800,000 Displaced in Ukraine as Donors Increase Aid

Dopomoga Dnipra assists IDP families at its center in Dnipropetrovsk
Maria (full name withheld) and her young daughter were forced to leave their home in Horlivka. Despite the difficulty of displacement, Maria was impressed with the reception in Dnipropetrovsk and now volunteers at the center.
Roman Woronowycz, USAID
Government and civil society strengthen response to growing crisis
“As volunteers, we want to serve not only as a driving force in displacement crisis response in collaboration with donors, but also as a key adviser to the state to help it better manage the IDP crisis and deliver services.”

Feb. 2015As Ukrainians continue to flee the conflict zone in the eastern region of the country, internally displaced persons (IDPs) are receiving critical assistance as NGOs and government ramp up efforts to meet their increasing needs.

USAID’s Office of Transition Initiatives (OTI) is supporting government and volunteer-led initiatives that address the mounting crisis. USAID began working in eastern Ukraine in July 2014 and quickly prioritized Dnipropetrovsk oblast due to its proximity to the clashes between Ukrainian forces and Russian-supported separatists and the rapidly growing number of IDPs.

Since the early days of the conflict in summer 2014, volunteer-led NGO Dopomoga Dnipra has provided shelter, food and other assistance to vulnerable IDP families at its center in Dnipropetrovsk. By September 2014, the center found it increasingly difficult to meet the challenges faced by IDPs and the host communities. Operating in a run-down former dormitory for railway workers, the center was facing growing exhaustion among volunteers and rising tensions.

Approximately 100,000 of the conflict’s estimated 800,000 IDPs have settled in or passed through Dnipropetrovsk. IDPs arriving at the train and bus stations are directed to the center to register for government services and to receive support from the volunteers, including counseling and some medical services. The center also temporarily houses IDPs while volunteers locate longer-term accommodations across the oblast.

In an effort to reinforce and sustain volunteer efforts, in September, USAID furnished and equipped two floors of the six-floor center and upgraded its electrical capacity to house 200 additional IDPs, for a total of 400 through the winter.

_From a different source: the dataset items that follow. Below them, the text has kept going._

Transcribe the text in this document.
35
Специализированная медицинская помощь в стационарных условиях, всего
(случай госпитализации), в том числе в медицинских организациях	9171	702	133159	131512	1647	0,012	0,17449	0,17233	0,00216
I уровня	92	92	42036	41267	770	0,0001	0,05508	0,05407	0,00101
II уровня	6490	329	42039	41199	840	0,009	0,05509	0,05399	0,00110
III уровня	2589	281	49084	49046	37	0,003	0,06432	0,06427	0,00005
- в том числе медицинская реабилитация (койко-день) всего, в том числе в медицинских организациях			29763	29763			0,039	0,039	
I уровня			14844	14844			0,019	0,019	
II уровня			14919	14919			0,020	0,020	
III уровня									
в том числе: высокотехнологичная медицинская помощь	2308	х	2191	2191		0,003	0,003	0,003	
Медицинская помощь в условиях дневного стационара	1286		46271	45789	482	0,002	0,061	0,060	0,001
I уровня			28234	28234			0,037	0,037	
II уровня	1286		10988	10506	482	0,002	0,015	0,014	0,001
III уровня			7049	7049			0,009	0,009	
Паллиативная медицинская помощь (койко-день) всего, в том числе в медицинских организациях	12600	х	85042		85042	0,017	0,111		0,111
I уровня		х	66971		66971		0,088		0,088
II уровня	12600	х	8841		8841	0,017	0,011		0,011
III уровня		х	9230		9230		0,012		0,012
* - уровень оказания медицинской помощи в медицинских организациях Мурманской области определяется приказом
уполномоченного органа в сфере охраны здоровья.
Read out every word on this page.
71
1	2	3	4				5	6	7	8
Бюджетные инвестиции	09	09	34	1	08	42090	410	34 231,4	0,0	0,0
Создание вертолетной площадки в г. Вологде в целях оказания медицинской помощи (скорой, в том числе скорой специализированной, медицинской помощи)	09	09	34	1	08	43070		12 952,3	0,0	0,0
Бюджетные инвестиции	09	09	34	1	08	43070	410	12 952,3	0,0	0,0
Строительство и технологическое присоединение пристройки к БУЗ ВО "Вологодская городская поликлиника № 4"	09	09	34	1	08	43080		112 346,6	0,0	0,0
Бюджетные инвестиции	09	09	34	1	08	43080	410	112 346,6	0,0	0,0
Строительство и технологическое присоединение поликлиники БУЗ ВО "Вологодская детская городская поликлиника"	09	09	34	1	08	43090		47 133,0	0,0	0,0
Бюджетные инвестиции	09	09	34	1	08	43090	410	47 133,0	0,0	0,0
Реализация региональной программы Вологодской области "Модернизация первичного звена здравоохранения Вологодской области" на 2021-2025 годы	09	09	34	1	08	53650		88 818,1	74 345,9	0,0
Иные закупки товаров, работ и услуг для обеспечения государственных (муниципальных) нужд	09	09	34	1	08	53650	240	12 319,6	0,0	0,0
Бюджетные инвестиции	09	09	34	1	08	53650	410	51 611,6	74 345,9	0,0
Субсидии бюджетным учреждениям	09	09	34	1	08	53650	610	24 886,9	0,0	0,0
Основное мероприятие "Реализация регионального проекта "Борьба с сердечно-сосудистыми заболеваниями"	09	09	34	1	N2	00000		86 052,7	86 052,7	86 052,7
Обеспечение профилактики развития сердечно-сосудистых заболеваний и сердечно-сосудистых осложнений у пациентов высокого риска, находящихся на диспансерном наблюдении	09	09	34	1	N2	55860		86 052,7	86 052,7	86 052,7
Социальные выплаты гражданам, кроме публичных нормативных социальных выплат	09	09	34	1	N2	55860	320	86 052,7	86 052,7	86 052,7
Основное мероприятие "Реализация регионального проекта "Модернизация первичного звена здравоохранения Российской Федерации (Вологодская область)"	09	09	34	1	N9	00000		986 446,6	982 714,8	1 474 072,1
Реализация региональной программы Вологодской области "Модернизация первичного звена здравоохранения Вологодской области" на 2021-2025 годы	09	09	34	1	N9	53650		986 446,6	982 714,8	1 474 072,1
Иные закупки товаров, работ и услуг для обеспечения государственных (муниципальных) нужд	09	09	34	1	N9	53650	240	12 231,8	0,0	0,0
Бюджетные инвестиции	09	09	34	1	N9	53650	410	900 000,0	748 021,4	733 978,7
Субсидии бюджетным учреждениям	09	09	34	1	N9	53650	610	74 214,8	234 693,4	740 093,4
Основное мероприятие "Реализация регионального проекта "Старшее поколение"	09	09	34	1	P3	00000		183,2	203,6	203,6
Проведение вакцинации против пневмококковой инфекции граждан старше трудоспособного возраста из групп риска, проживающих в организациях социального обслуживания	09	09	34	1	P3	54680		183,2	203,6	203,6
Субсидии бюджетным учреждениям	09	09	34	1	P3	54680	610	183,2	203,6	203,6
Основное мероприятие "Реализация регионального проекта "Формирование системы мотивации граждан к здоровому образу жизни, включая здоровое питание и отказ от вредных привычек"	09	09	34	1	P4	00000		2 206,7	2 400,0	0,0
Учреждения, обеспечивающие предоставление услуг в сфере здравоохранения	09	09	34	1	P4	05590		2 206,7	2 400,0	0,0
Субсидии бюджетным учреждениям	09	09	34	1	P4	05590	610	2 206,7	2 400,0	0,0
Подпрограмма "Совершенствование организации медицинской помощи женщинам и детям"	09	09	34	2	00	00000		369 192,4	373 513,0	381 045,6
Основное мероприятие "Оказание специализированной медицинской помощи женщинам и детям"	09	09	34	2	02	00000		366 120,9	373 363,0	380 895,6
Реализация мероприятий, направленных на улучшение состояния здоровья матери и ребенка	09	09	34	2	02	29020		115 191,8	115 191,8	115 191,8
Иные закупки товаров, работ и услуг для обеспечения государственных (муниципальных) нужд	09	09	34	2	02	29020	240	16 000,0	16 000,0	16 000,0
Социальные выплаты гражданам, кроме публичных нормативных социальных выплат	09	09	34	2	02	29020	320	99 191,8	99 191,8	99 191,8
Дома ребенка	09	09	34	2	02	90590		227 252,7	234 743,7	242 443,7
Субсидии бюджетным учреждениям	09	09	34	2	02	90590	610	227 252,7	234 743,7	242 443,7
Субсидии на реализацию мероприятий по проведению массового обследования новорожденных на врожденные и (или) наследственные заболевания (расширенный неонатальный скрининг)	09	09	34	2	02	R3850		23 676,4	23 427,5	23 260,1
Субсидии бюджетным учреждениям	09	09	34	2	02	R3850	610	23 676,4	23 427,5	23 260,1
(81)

On the day the equipment was delivered, USAID supported a roundtable for over 30 officials from local and regional government and civil society to discuss and improve coordination in the displacement crisis. 

“As volunteers, we want to serve not only as a driving force in displacement crisis response in collaboration with donors, but also as a key adviser to the state to help it better manage the IDP crisis and deliver services,” said Vladislav Makarov, director of Dopomoga Dnipra.

The roundtable, the first of its kind in the region since the crisis began, generated additional collaboration between local NGOs and government. As a result, a regional IDP Response Roadmap was jointly developed, making additional government services and support available to IDPs.

The public event raised Dopomoga Dnipra’s profile and led the regional government to name the Dnipropetrovsk center the region’s “One Stop Shop” for IDPs. The center subsequently attracted more than $1.8 million from other international donors to expand its services.